Pivot Legal: Optimizing supporter outreach using recurring Twitter imports - cStreet Campaigns

Pivot Legal: Optimizing supporter outreach using recurring Twitter imports

Pivot Legal Society has been fighting for Vancouver’s downtown eastside community since 2001 through legal challenges, legal education campaigns, public engagement, and other projects aimed at highlighting the struggles and insights of “people living on the margins of society.”

Their Executive Director, Katrina Pacey, was recently recognized for her work advocating for sex workers across Canada and for her role in the Supreme Court’s decision to strike down Canada’s anti-prostitution laws in December 2013 (Go Katrina!)

Pivot is an early adopter of NationBuilder and has made a lot of progress since it started using the product. However, they came to us recognizing the many opportunities for list growth, donor acquisition, and deepened engagement.

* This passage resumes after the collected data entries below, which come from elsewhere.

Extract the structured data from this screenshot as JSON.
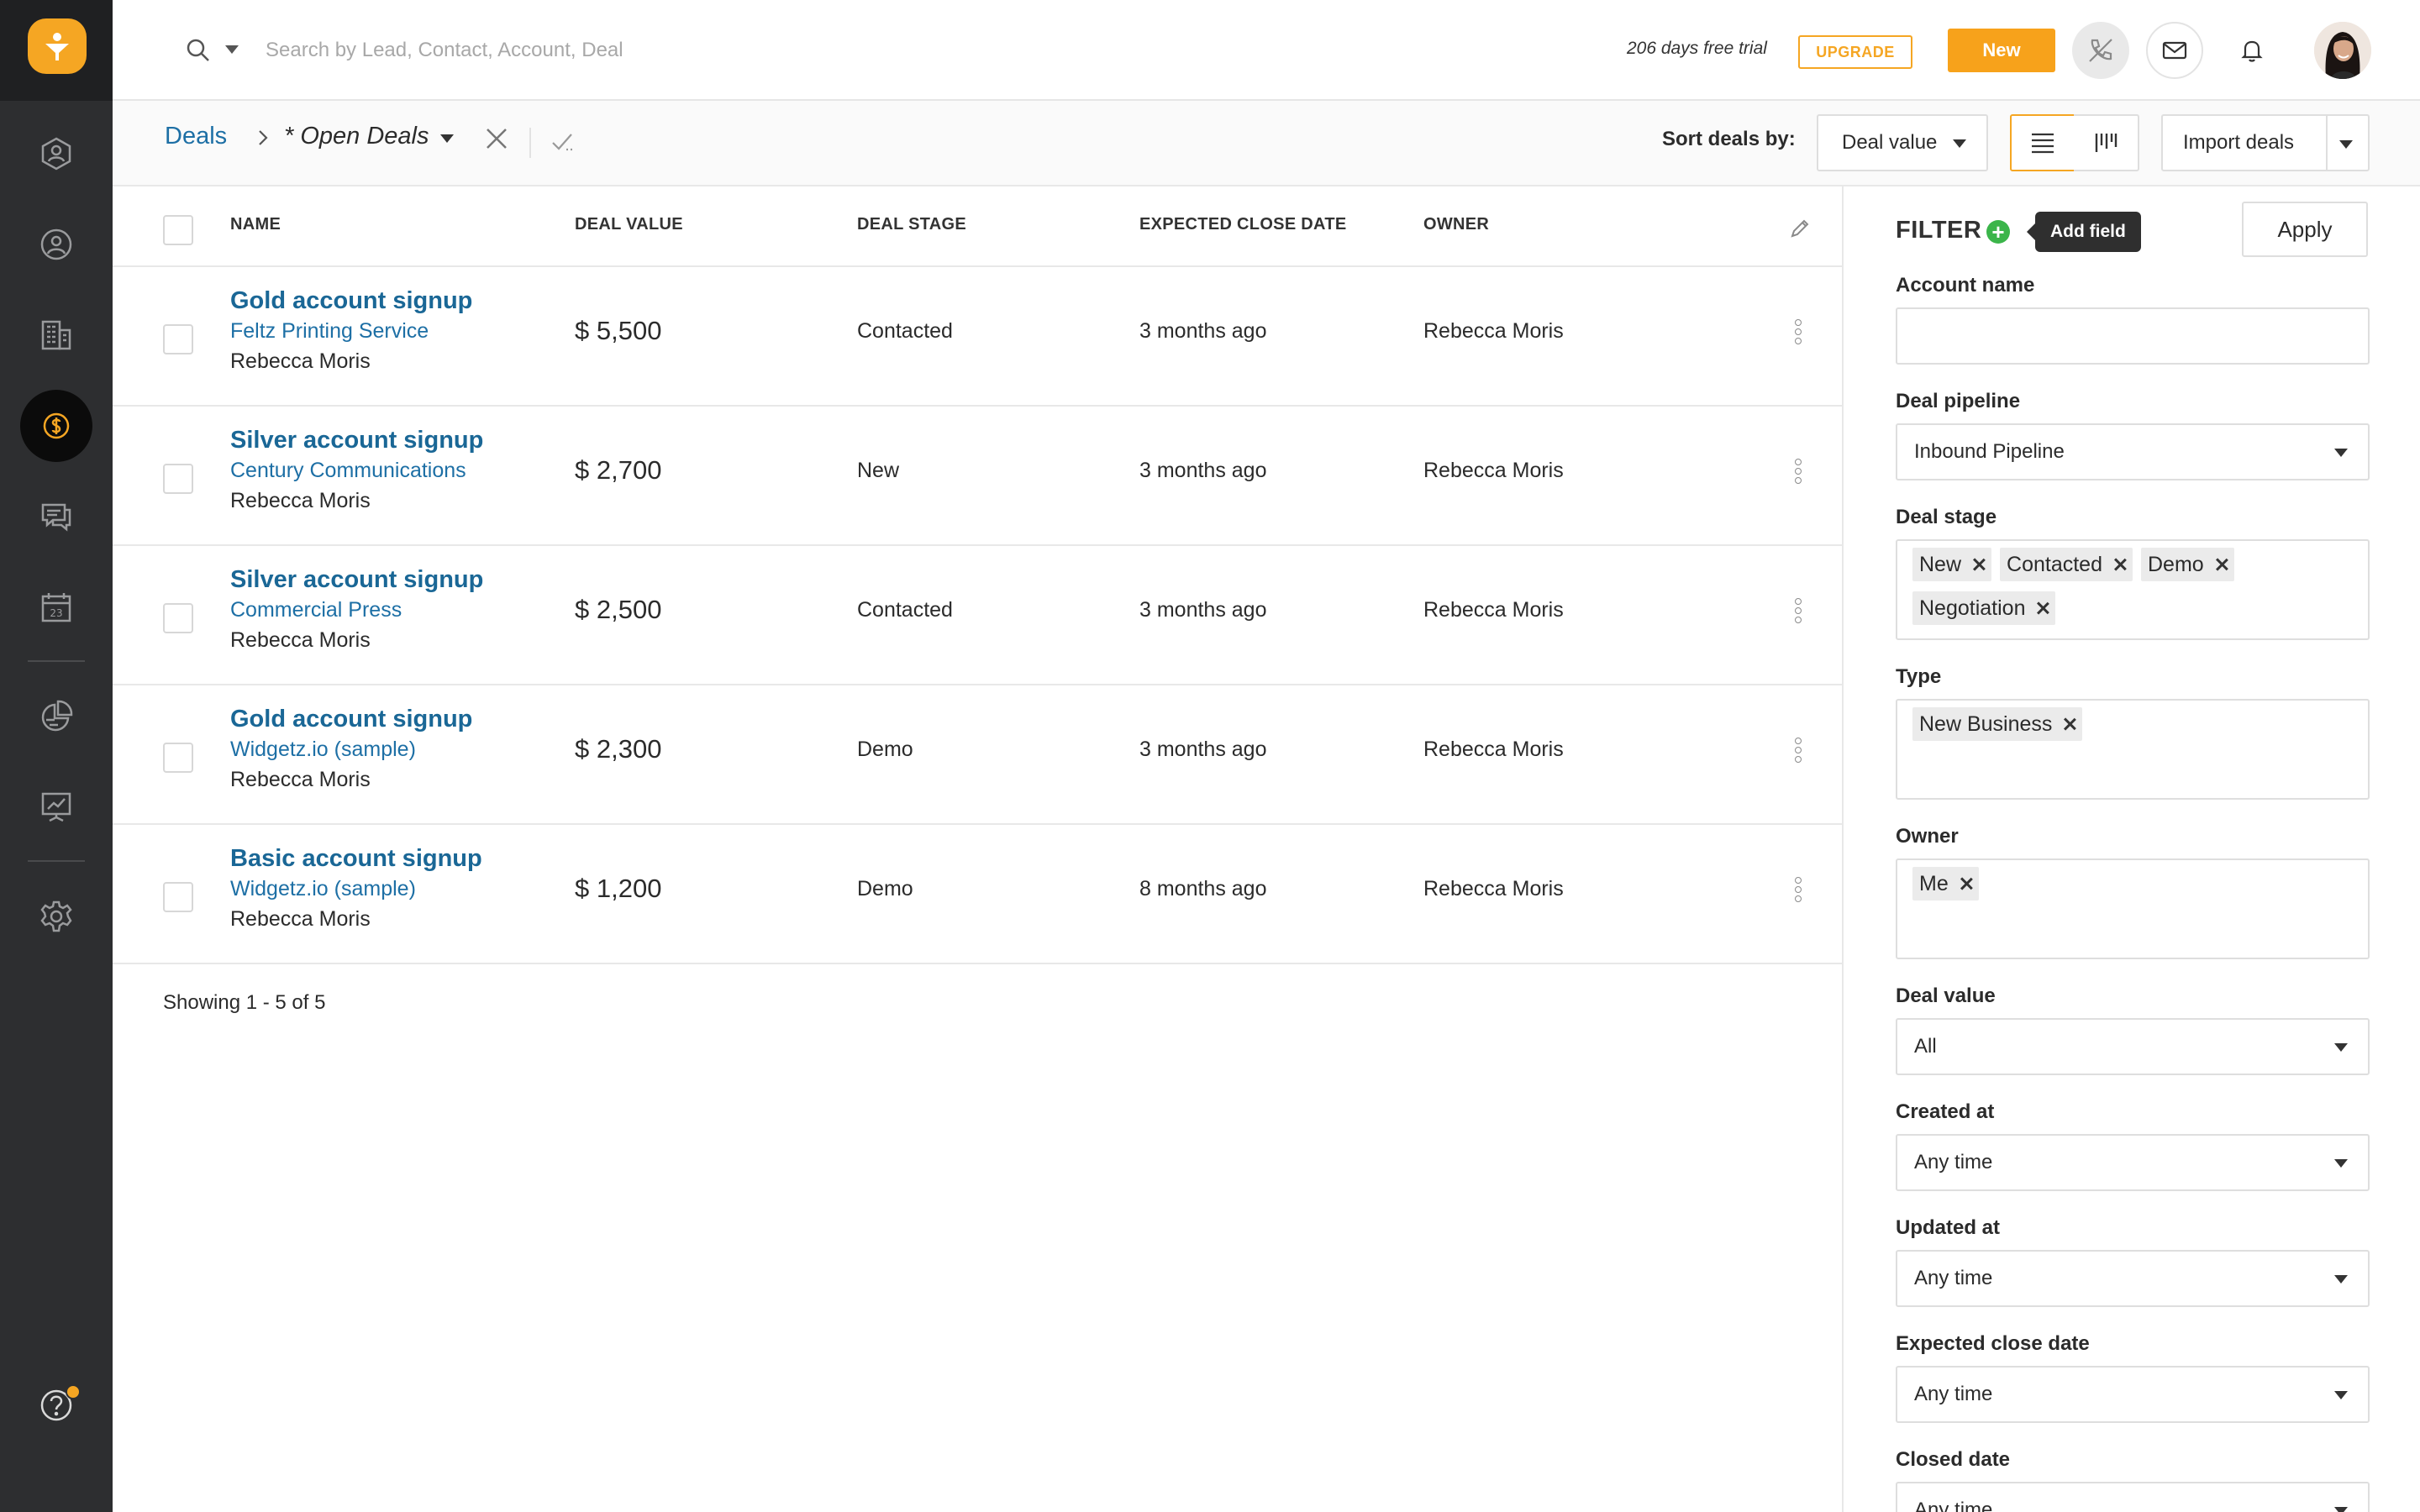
{
  "topbar": {
    "search_placeholder": "Search by Lead, Contact, Account, Deal",
    "trial_text": "206 days free trial",
    "upgrade_label": "UPGRADE",
    "new_label": "New"
  },
  "breadcrumb": {
    "root": "Deals",
    "view": "* Open Deals"
  },
  "sort": {
    "label": "Sort deals by:",
    "value": "Deal value"
  },
  "import_label": "Import deals",
  "table": {
    "columns": [
      "NAME",
      "DEAL VALUE",
      "DEAL STAGE",
      "EXPECTED CLOSE DATE",
      "OWNER"
    ],
    "rows": [
      {
        "name": "Gold account signup",
        "account": "Feltz Printing Service",
        "contact": "Rebecca Moris",
        "value": "$ 5,500",
        "stage": "Contacted",
        "close": "3 months ago",
        "owner": "Rebecca Moris"
      },
      {
        "name": "Silver account signup",
        "account": "Century Communications",
        "contact": "Rebecca Moris",
        "value": "$ 2,700",
        "stage": "New",
        "close": "3 months ago",
        "owner": "Rebecca Moris"
      },
      {
        "name": "Silver account signup",
        "account": "Commercial Press",
        "contact": "Rebecca Moris",
        "value": "$ 2,500",
        "stage": "Contacted",
        "close": "3 months ago",
        "owner": "Rebecca Moris"
      },
      {
        "name": "Gold account signup",
        "account": "Widgetz.io (sample)",
        "contact": "Rebecca Moris",
        "value": "$ 2,300",
        "stage": "Demo",
        "close": "3 months ago",
        "owner": "Rebecca Moris"
      },
      {
        "name": "Basic account signup",
        "account": "Widgetz.io (sample)",
        "contact": "Rebecca Moris",
        "value": "$ 1,200",
        "stage": "Demo",
        "close": "8 months ago",
        "owner": "Rebecca Moris"
      }
    ],
    "showing": "Showing 1 - 5 of 5"
  },
  "filter": {
    "title": "FILTER",
    "tooltip": "Add field",
    "apply_label": "Apply",
    "account_name_label": "Account name",
    "account_name_value": "",
    "pipeline_label": "Deal pipeline",
    "pipeline_value": "Inbound Pipeline",
    "stage_label": "Deal stage",
    "stage_tags": [
      "New",
      "Contacted",
      "Demo",
      "Negotiation"
    ],
    "type_label": "Type",
    "type_tags": [
      "New Business"
    ],
    "owner_label": "Owner",
    "owner_tags": [
      "Me"
    ],
    "deal_value_label": "Deal value",
    "deal_value_value": "All",
    "created_label": "Created at",
    "created_value": "Any time",
    "updated_label": "Updated at",
    "updated_value": "Any time",
    "expected_label": "Expected close date",
    "expected_value": "Any time",
    "closed_label": "Closed date",
    "closed_value": "Any time"
  },
  "colors": {
    "accent": "#f5a623",
    "link": "#1d6fa5",
    "sidebar": "#2d2e30",
    "add_green": "#3bb54a"
  },
  "icons": [
    "logo-icon",
    "search-icon",
    "contacts-icon",
    "user-icon",
    "accounts-icon",
    "deals-icon",
    "conversations-icon",
    "calendar-icon",
    "reports-icon",
    "analytics-icon",
    "settings-icon",
    "help-icon",
    "phone-icon",
    "mail-icon",
    "bell-icon",
    "list-view-icon",
    "board-view-icon",
    "pencil-icon",
    "close-icon",
    "check-icon",
    "add-field-icon"
  ]
}
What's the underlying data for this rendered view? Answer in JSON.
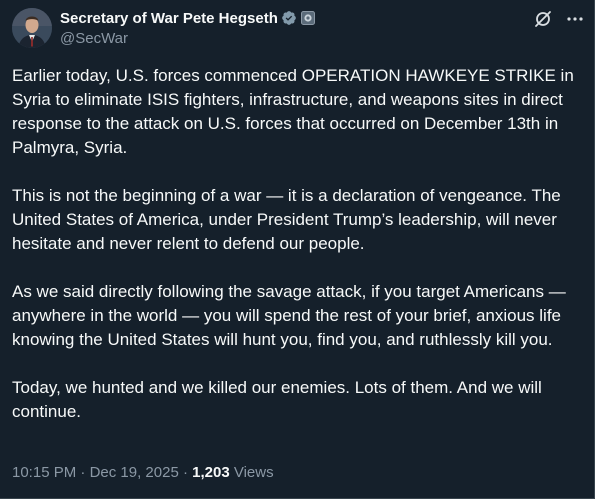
{
  "author": {
    "display_name": "Secretary of War Pete Hegseth",
    "handle": "@SecWar",
    "verified_icon": "verified-badge-icon",
    "affiliation_icon": "government-affiliation-icon"
  },
  "actions": {
    "grok_icon": "grok-icon",
    "more_icon": "more-options-icon"
  },
  "post": {
    "paragraphs": [
      "Earlier today, U.S. forces commenced OPERATION HAWKEYE STRIKE in Syria to eliminate ISIS fighters, infrastructure, and weapons sites in direct response to the attack on U.S. forces that occurred on December 13th in Palmyra, Syria.",
      "This is not the beginning of a war — it is a declaration of vengeance. The United States of America, under President Trump’s leadership, will never hesitate and never relent to defend our people.",
      "As we said directly following the savage attack, if you target Americans — anywhere in the world — you will spend the rest of your brief, anxious life knowing the United States will hunt you, find you, and ruthlessly kill you.",
      "Today, we hunted and we killed our enemies. Lots of them. And we will continue."
    ]
  },
  "meta": {
    "time": "10:15 PM",
    "sep1": " · ",
    "date": "Dec 19, 2025",
    "sep2": " · ",
    "views_count": "1,203",
    "views_label": " Views"
  },
  "colors": {
    "background": "#15202b",
    "text": "#f7f9f9",
    "muted": "#8b98a5",
    "verified": "#829aab"
  }
}
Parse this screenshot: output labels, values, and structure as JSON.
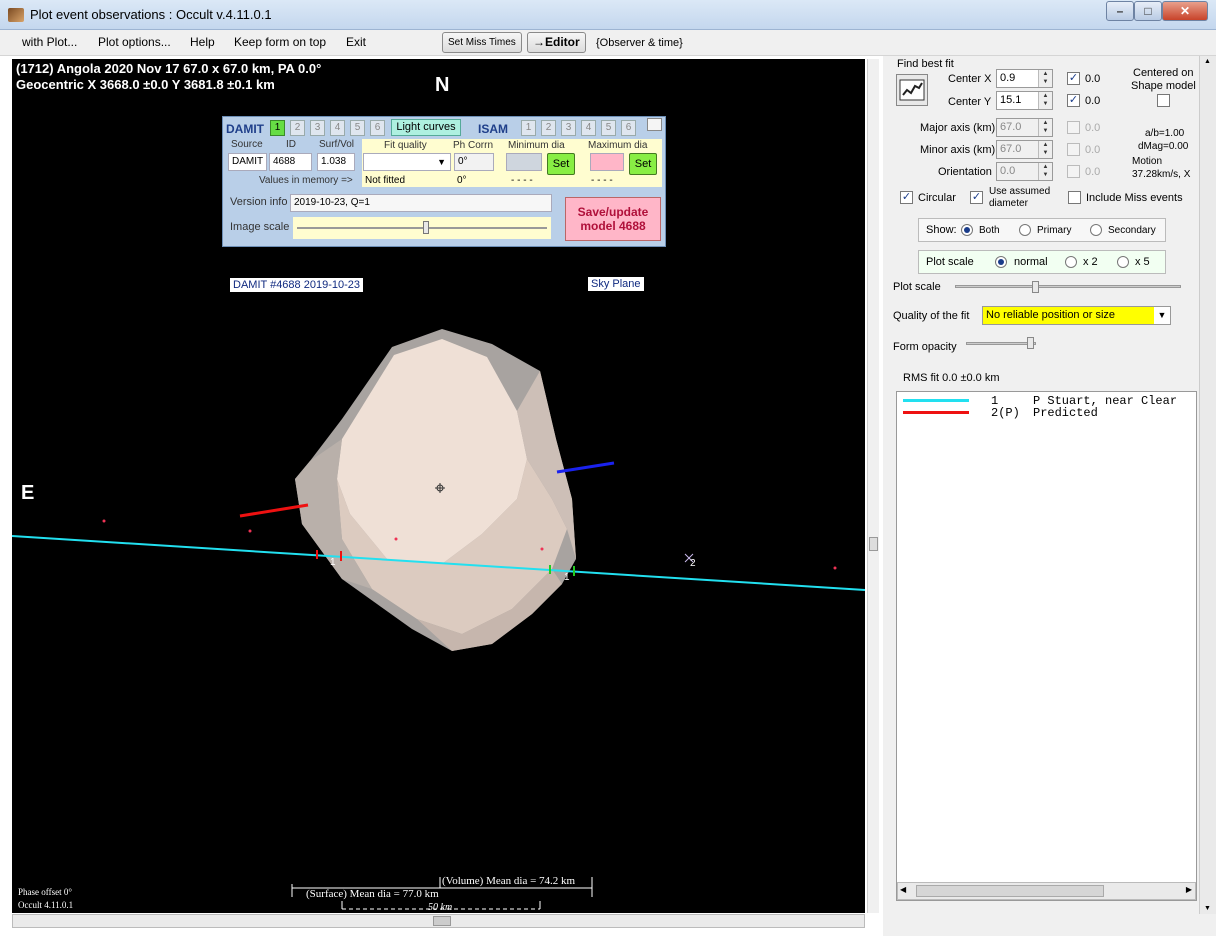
{
  "window": {
    "title": "Plot event observations : Occult v.4.11.0.1",
    "minimize": "–",
    "maximize": "□",
    "close": "✕"
  },
  "menu": {
    "items": [
      "with Plot...",
      "Plot options...",
      "Help",
      "Keep form on top",
      "Exit"
    ],
    "set_miss_times": "Set Miss Times",
    "editor": "→Editor",
    "observer_time": "{Observer & time}"
  },
  "plot": {
    "header_line1": "(1712) Angola  2020 Nov 17  67.0 x 67.0 km, PA 0.0°",
    "header_line2": "Geocentric  X  3668.0 ±0.0  Y 3681.8 ±0.1 km",
    "north": "N",
    "east": "E",
    "damit_label": "DAMIT #4688 2019-10-23",
    "sky_plane": "Sky Plane",
    "chord1_label_a": "1",
    "chord1_label_b": "1",
    "chord2_label": "2",
    "volume_mean": "(Volume) Mean dia = 74.2 km",
    "surface_mean": "(Surface) Mean dia = 77.0 km",
    "scale_bar": "50 km",
    "phase_offset": "Phase offset 0°",
    "version": "Occult 4.11.0.1",
    "colors": {
      "chord1": "#22e0f0",
      "chord2_red": "#ee1111",
      "blue_marker": "#1a22ee"
    }
  },
  "damit_panel": {
    "damit_title": "DAMIT",
    "damit_nums": [
      "1",
      "2",
      "3",
      "4",
      "5",
      "6"
    ],
    "light_curves": "Light curves",
    "isam_title": "ISAM",
    "isam_nums": [
      "1",
      "2",
      "3",
      "4",
      "5",
      "6"
    ],
    "col_source": "Source",
    "col_id": "ID",
    "col_surfvol": "Surf/Vol",
    "col_fit_quality": "Fit quality",
    "col_ph_corrn": "Ph Corrn",
    "col_min_dia": "Minimum dia",
    "col_max_dia": "Maximum dia",
    "source": "DAMIT",
    "id": "4688",
    "surfvol": "1.038",
    "ph_corrn": "0°",
    "set_min": "Set",
    "set_max": "Set",
    "values_in_memory": "Values in memory =>",
    "mem_fit": "Not fitted",
    "mem_phase": "0°",
    "mem_min": "- - - -",
    "mem_max": "- - - -",
    "version_info_label": "Version info",
    "version_info": "2019-10-23, Q=1",
    "image_scale_label": "Image scale",
    "save_line1": "Save/update",
    "save_line2": "model 4688"
  },
  "right_panel": {
    "find_best_fit": "Find best fit",
    "center_x_label": "Center X",
    "center_x": "0.9",
    "center_x_chk": "0.0",
    "center_y_label": "Center Y",
    "center_y": "15.1",
    "center_y_chk": "0.0",
    "centered_on": "Centered on",
    "shape_model": "Shape model",
    "major_axis_label": "Major axis (km)",
    "major_axis": "67.0",
    "major_chk": "0.0",
    "minor_axis_label": "Minor axis (km)",
    "minor_axis": "67.0",
    "minor_chk": "0.0",
    "orientation_label": "Orientation",
    "orientation": "0.0",
    "orient_chk": "0.0",
    "ab_ratio": "a/b=1.00",
    "dmag": "dMag=0.00",
    "motion": "Motion",
    "motion_val": "37.28km/s, X",
    "circular": "Circular",
    "use_assumed_1": "Use assumed",
    "use_assumed_2": "diameter",
    "include_miss": "Include Miss events",
    "show_label": "Show:",
    "show_both": "Both",
    "show_primary": "Primary",
    "show_secondary": "Secondary",
    "plot_scale_label": "Plot scale",
    "scale_normal": "normal",
    "scale_x2": "x 2",
    "scale_x5": "x 5",
    "plot_scale_slider": "Plot scale",
    "quality_label": "Quality of the fit",
    "quality_value": "No reliable position or size",
    "form_opacity": "Form opacity",
    "rms_fit": "RMS fit 0.0 ±0.0 km",
    "legend": [
      {
        "num": "1",
        "text": "P Stuart, near Clear",
        "color": "#22e0f0"
      },
      {
        "num": "2(P)",
        "text": "Predicted",
        "color": "#ee1111"
      }
    ]
  }
}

One of our strategies in our work with Pivot was to leverage Twitter, specifically recurring Twitter imports, to conduct supporter outreach. This is a technique used to import multiple followers into your nation through Twitter, and growing your list of potential targets for advocacy.

These are the steps that we took to identify key supporters through Twitter

You want to identify who your target audience is? For Pivot’s case, the archetypal donor would look something like this:
  • Be interested in the legal system, justice, homelessness, fairness, specifically: policing, carding, sex workers’ rights, health and drug policy, decriminalization vs. legalization etc.

  • Be influential: we measured this by klout score and twitter following

  • Be interested in non profits and perhaps had donated in the past or volunteered in the past.

Identify Twitter accounts that may have followers like your archetypal donors.
  • Everyone who follows @cStreet_ca seriously rocks, but may not be interested in social determinants of health (#sdoh).

Go to your nation > People > More > Import
  • Select “New recurring import”

  • Fill in the fields and plug in the Twitter accounts you identified in Step 2 and plug them in the “Twitter account” field.

You could also generate more leads by importing those who your Twitter accounts follow but that might get a bit unwieldy if it gets upwards of thousands of accounts.

When setting up individual imports, you can set a variety of data points on the backend in order to classify and tag individual records so that I am able to sift through them when you’re ready to start reaching out to these individuals. In Pivot’s case you can tag your individuals based on an issue or a task, ie: homelessness or email for gala.

Once you begin your import, the followers are auto-imported into the nation as prospects.

Setting an import limit can be helpful and make it easier to mine the data as well as help you remain within your NationBuilder account and usage rates.

When your import has finished, you can run a filter on the tag homelessness or email for gala and should see all the folks you’ve imported as well as an advanced NationBuilder filter looking for those folks that fit the archetypal donor profile you drafted up earlier, by filtering those who have:

  • a klout score above x

  • have specific keywords in their bios like #sdoh, #decriminalization etc.

Example of an advanced filter

Screen_Shot_2016-06-28_at_1.33.31_PM.png

Key things to consider:

  • Shoot for a total Twitter import of 40-50k as your starting point, and pick organizations or people that are either allied with you and your work, or are hubs of conversation and information for the work that you do.

  • Filter based on Bio content using the terms of the individuals you want to attract (and the more specific the better: searching for #sdoh instead of justice)

  • Make functional work lists of 20-50 targeted leads based on your filter for organizers.

  • Log your Twitter outreach in your nation to determine who stays and who goes.

  • Get rid of the dead weight, unhook the automatic imports that brought all those leads in originally, or find them in your nation again the next day.